Den Lebensabend im warmen Süden an der spanischen Costa del Sol zu verbringen, ist für viele Angehörige der Mittelklasse Mittel- und Nordeuropas mehr als eine schöne Idee. Ob eigene Finca oder Senioren-Wohngemeinschaft. In einschlägigen Foren und auf den Seiten von Immobilien-Vermittlern präsentiert sich ein lebhafter Markt rund um die Altersruhe an Spaniens Gestaden.
Der wärmende Anorak sei bereits weit mehr als zehn Jahre alt, berichtet die Rentnerin Josefa Serrano aus Madrid im Gespräch mit dem Evangelischen Entwicklungsdienst. Strümpfe und Unterwäsche kaufe sie bei »Fliegenden Händlern« auf dem Wühltisch. Sie beziehe eine Rente von 800 Euro. Damit läge sie noch deutlich über dem Durchschnitt. Doch zur Deckung ihres täglichen Lebensbedarfs, so Serrano, reiche dies schon lange nicht mehr.
Altersarmut als Massenphänomen sei im spanischen Staat mittlerweile zur bitteren Realität geworden, berichtet Andrea Uña, eine der Sprecher*innen der Movimiento de Pensionistas Bizkaia (MPB) am Rande einer Konferenz der Baskischen Rentner*innen-Bewegung im November 2021. Dabei trage diese im spanischen Staat eindeutig ein weibliches Gesicht. Laut Uña liege dies nicht daran, dass Frauen nicht gearbeitet hätten. Im Gegenteil, viele Frauen hätten hart gearbeitet. Oft in prekären und schlecht bezahlten Jobs, zu denen viele von ihnen noch zusätzlich häusliche Sorgearbeit wie Kindererziehung und Pflege von Angehörigen geleistet hätten.
Frauenschicksale
Sie hätten ihre Arbeit deshalb – oft unfreiwillig – teilweise oder dauerhaft aufgeben müssen, was für diese Frauen heute zu einer Kürzung ihrer Rentenbezüge führe, so die MPB-Sprecherin weiter. Daher sei eine ihrer zentralen Forderungen eine zum Leben ausreichende Mindestrente von 1.080 Euro, was insbesondere eine erhebliche Verbesserung der “Witwenrenten“ darstellen würde. Allein in der Baskischen Autonomen Gemeinschaft (Region Euskadi) beziehen fast 100.000 verwitwete Frauen ein solches Renten-Einkommen. Ein Viertel von ihnen erhält weniger als 700 Euro. Zudem fordert die MPB eine grundlegende Veränderung des Rentenberechnungs-Systems bei der andere Faktoren wie beispielsweise häusliche Sorgearbeit anerkannt und mit in die Berechnung einbezogen werden.

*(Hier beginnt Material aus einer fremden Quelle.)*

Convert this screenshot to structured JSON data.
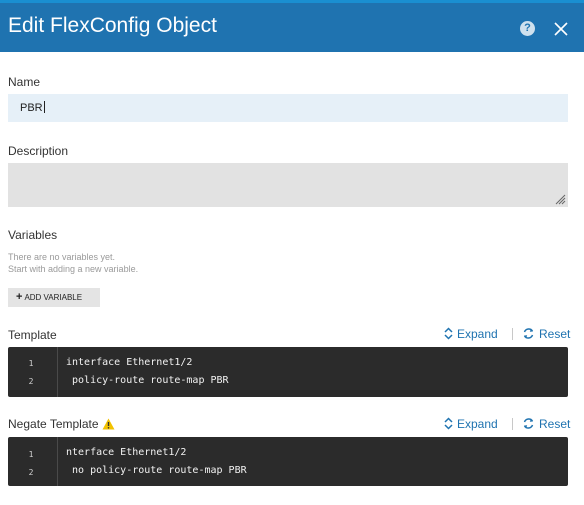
{
  "dialog": {
    "title": "Edit FlexConfig Object",
    "help_glyph": "?",
    "header_color": "#1f73b0",
    "accent_color": "#1f73b0"
  },
  "name": {
    "label": "Name",
    "value": "PBR"
  },
  "description": {
    "label": "Description",
    "value": ""
  },
  "variables": {
    "label": "Variables",
    "empty_line1": "There are no variables yet.",
    "empty_line2": "Start with adding a new variable.",
    "add_button": "ADD VARIABLE"
  },
  "template": {
    "label": "Template",
    "expand": "Expand",
    "reset": "Reset",
    "lines": [
      {
        "num": "1",
        "text": "interface Ethernet1/2"
      },
      {
        "num": "2",
        "text": " policy-route route-map PBR"
      }
    ]
  },
  "negate_template": {
    "label": "Negate Template",
    "warning_icon": "warning-icon",
    "expand": "Expand",
    "reset": "Reset",
    "lines": [
      {
        "num": "1",
        "text": "nterface Ethernet1/2"
      },
      {
        "num": "2",
        "text": " no policy-route route-map PBR"
      }
    ]
  }
}
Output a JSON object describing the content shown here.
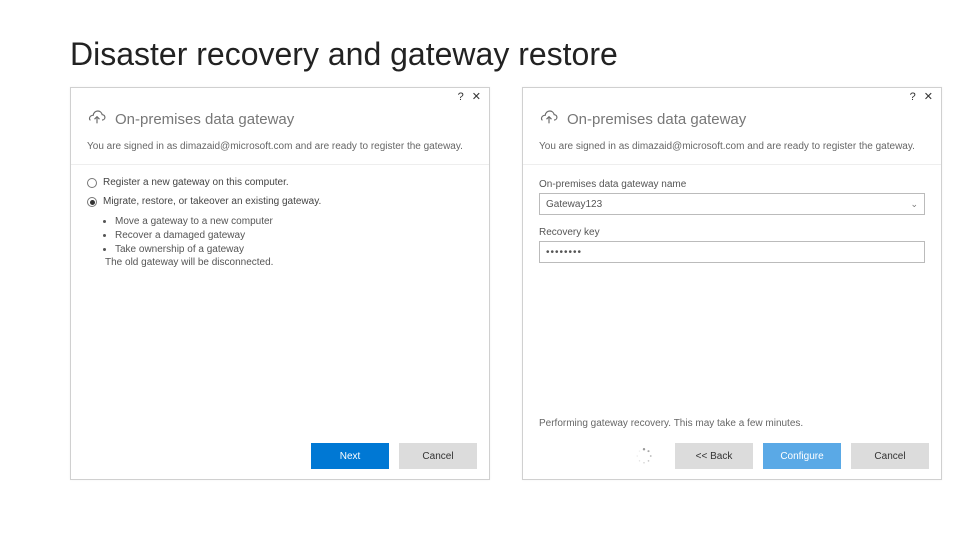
{
  "slide": {
    "title": "Disaster recovery and gateway restore"
  },
  "dialog1": {
    "title": "On-premises data gateway",
    "signed_in": "You are signed in as dimazaid@microsoft.com and are ready to register the gateway.",
    "radio1_label": "Register a new gateway on this computer.",
    "radio2_label": "Migrate, restore, or takeover an existing gateway.",
    "bullet1": "Move a gateway to a new computer",
    "bullet2": "Recover a damaged gateway",
    "bullet3": "Take ownership of a gateway",
    "disconnect_note": "The old gateway will be disconnected.",
    "next_label": "Next",
    "cancel_label": "Cancel"
  },
  "dialog2": {
    "title": "On-premises data gateway",
    "signed_in": "You are signed in as dimazaid@microsoft.com and are ready to register the gateway.",
    "gateway_name_label": "On-premises data gateway name",
    "gateway_name_value": "Gateway123",
    "recovery_key_label": "Recovery key",
    "recovery_key_value": "••••••••",
    "status_text": "Performing gateway recovery. This may take a few minutes.",
    "back_label": "<< Back",
    "configure_label": "Configure",
    "cancel_label": "Cancel"
  }
}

Zugleich sehen viele Aktivist*innen das spanische Rentensystem kurz vor dem Kollaps. Einerseits hatten Regierungen verschiedener politischer Couleur im Zeitraum von mehreren Jahrzehnten über 500 Milliarden Euro aus der staatlichen Rentenkasse entnommen und “zweckentfremdet“. Im Jahr 2000 begann die damalige spanische Regierung mit Überschüssen aus der Sozialversicherung einen kapitalgedeckten Reservefonds aufzubauen. In 2012 verabschiedete die Regierung sogar ein Gesetz, das es ihr erlaubt, den Fond anzuzapfen.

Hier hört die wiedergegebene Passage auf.